A Matter controller is the brain that manages your Matter devices and runs their automations. A Thread border router is the radio that lets low-power Thread devices (many locks, sensors, and bulbs) reach your network. Many hubs are both — the Aqara M3 and Apple TV 4K (Wi-Fi + Ethernet) include each. You need a Thread border router only if you’re buying Matter-over-Thread devices; Matter-over-Wi-Fi devices don’t require one.

Which hub is best if I want to avoid the cloud?

The Hubitat Elevation C-8 is the standout here — it processes every automation locally on the hub, with no cloud dependency and no subscription, plus native Zigbee and Z-Wave. The other fully local option (not on this list, but worth knowing) is Home Assistant, which is more powerful but more hands-on. Our Home Assistant vs SmartThings comparison digs into the local-vs-cloud trade-off.

Can one hub work with Alexa, Google, and Apple at the same time?

Increasingly, yes — that’s exactly what Matter enables. A Matter device bridged through a hub like the Aqara M3 can appear in Alexa, Google Home, Apple Home, and SmartThings simultaneously, so different family members can use their preferred app. Older Zigbee/Z-Wave-only setups are more siloed, which is part of why Matter-capable hubs are the better long-term buy.

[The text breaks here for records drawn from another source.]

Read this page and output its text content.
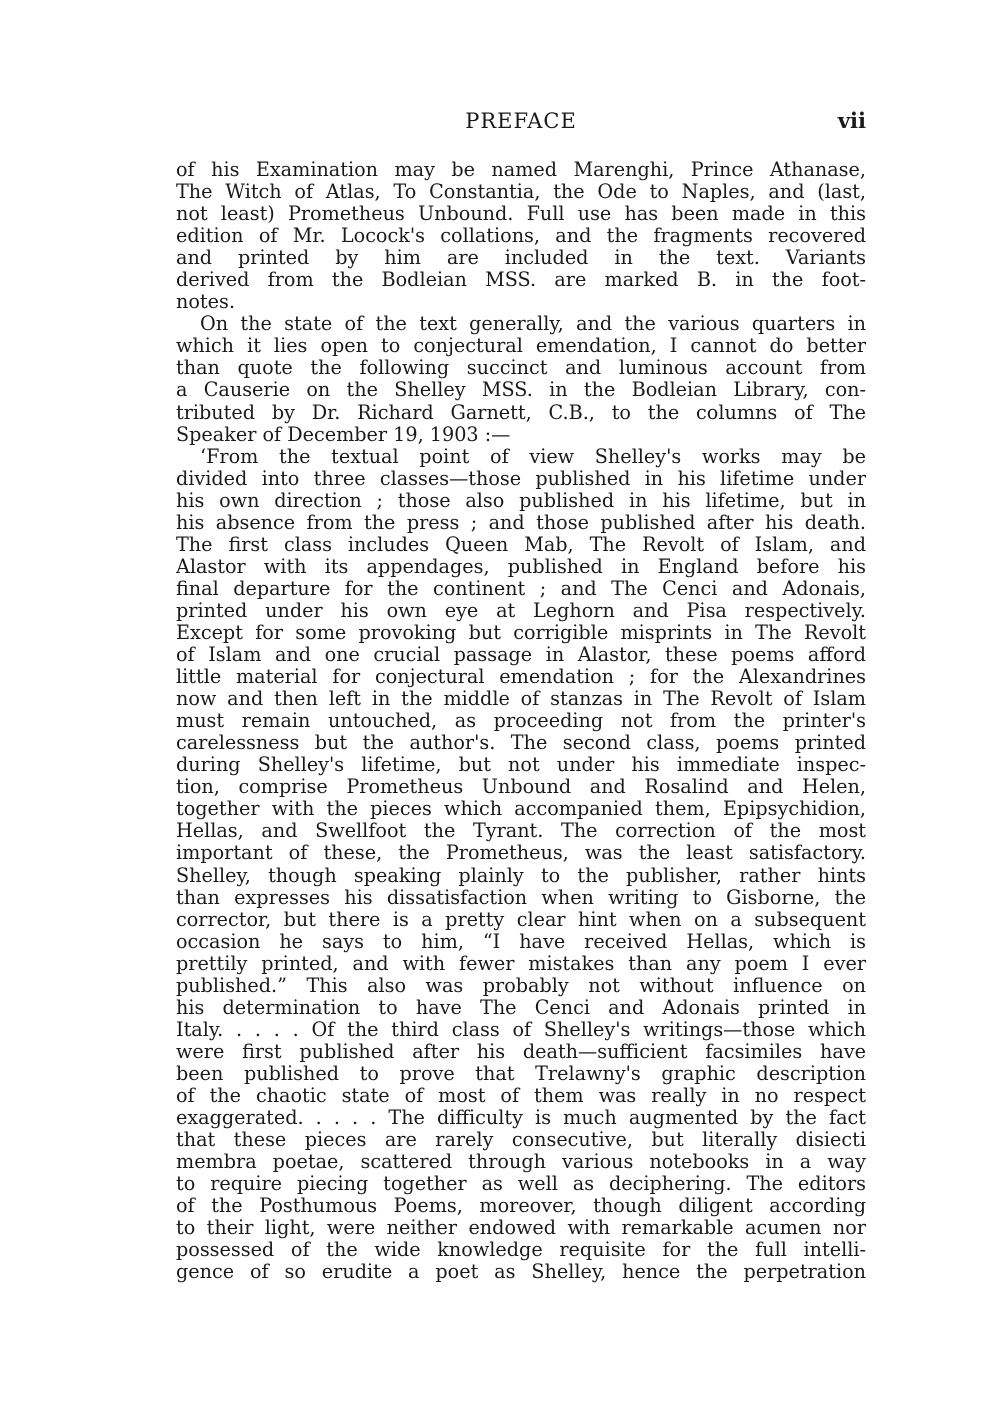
PREFACE	vii
of his Examination may be named Marenghi, Prince Athanase,
The Witch of Atlas, To Constantia, the Ode to Naples, and (last,
not least) Prometheus Unbound. Full use has been made in this
edition of Mr. Locock's collations, and the fragments recovered
and printed by him are included in the text. Variants
derived from the Bodleian MSS. are marked B. in the foot-
notes.
On the state of the text generally, and the various quarters in
which it lies open to conjectural emendation, I cannot do better
than quote the following succinct and luminous account from
a Causerie on the Shelley MSS. in the Bodleian Library, con-
tributed by Dr. Richard Garnett, C.B., to the columns of The
Speaker of December 19, 1903 :—
‘From the textual point of view Shelley's works may be
divided into three classes—those published in his lifetime under
his own direction ; those also published in his lifetime, but in
his absence from the press ; and those published after his death.
The first class includes Queen Mab, The Revolt of Islam, and
Alastor with its appendages, published in England before his
final departure for the continent ; and The Cenci and Adonais,
printed under his own eye at Leghorn and Pisa respectively.
Except for some provoking but corrigible misprints in The Revolt
of Islam and one crucial passage in Alastor, these poems afford
little material for conjectural emendation ; for the Alexandrines
now and then left in the middle of stanzas in The Revolt of Islam
must remain untouched, as proceeding not from the printer's
carelessness but the author's. The second class, poems printed
during Shelley's lifetime, but not under his immediate inspec-
tion, comprise Prometheus Unbound and Rosalind and Helen,
together with the pieces which accompanied them, Epipsychidion,
Hellas, and Swellfoot the Tyrant. The correction of the most
important of these, the Prometheus, was the least satisfactory.
Shelley, though speaking plainly to the publisher, rather hints
than expresses his dissatisfaction when writing to Gisborne, the
corrector, but there is a pretty clear hint when on a subsequent
occasion he says to him, “I have received Hellas, which is
prettily printed, and with fewer mistakes than any poem I ever
published.” This also was probably not without influence on
his determination to have The Cenci and Adonais printed in
Italy. . . . . Of the third class of Shelley's writings—those which
were first published after his death—sufficient facsimiles have
been published to prove that Trelawny's graphic description
of the chaotic state of most of them was really in no respect
exaggerated. . . . . The difficulty is much augmented by the fact
that these pieces are rarely consecutive, but literally disiecti
membra poetae, scattered through various notebooks in a way
to require piecing together as well as deciphering. The editors
of the Posthumous Poems, moreover, though diligent according
to their light, were neither endowed with remarkable acumen nor
possessed of the wide knowledge requisite for the full intelli-
gence of so erudite a poet as Shelley, hence the perpetration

Will my hub keep working if my internet goes down?

It depends on the hub. Local-first hubs (Hubitat) keep running automations during an outage — your motion-triggered lights still work. Cloud-leaning hubs (SmartThings, SwitchBot) may lose some automations and remote access until the internet returns, though basic local control often still functions. If outage resilience matters to you, prioritize a hub that advertises local automation processing.

Do I need a separate hub for Zigbee and Z-Wave devices?

Not if you pick a hub with both radios. The Hubitat C-8 natively supports Zigbee and Z-Wave in one box and pairs with third-party devices. The Aqara and SmartThings hubs have Zigbee but not Z-Wave, and Aqara’s Zigbee only works with Aqara-brand devices. If you have Z-Wave locks or sensors, Hubitat is your pick.

The Bottom Line

For most people building or upgrading a smart home in 2026, the Aqara Smart Home Hub M3 ($159.99) is the best overall — it’s a Matter controller, Thread border router, Zigbee hub, and IR blaster in one, and it bridges everything into whatever ecosystem you use.

If you live in Apple’s world, the Apple 2022 Apple TV 4K Wi‑Fi + Ethernet 128GB ($149.00) doubles as a HomeKit hub and Thread router (and a great streamer). Privacy and power users who want a fully local, no-cloud system should go with the Hubitat Elevation C-8 ($179.95) for its Zigbee + Z-Wave radios and on-device automations.

On a budget, you’ve got great options: the SwitchBot Hub 2 ($59.99) is a fun Matter bridge with a killer IR-blaster trick, the Samsung SmartThings Station ($39.82) is the best all-around value (and charges your phone), and the Aqara Smart Hub M2 ($29.99) is the cheapest way to start with Zigbee and HomeKit.

Whichever you choose, the hub is the one purchase that makes every other smart home device better — buy a Matter-capable one, and you’ll be set for years.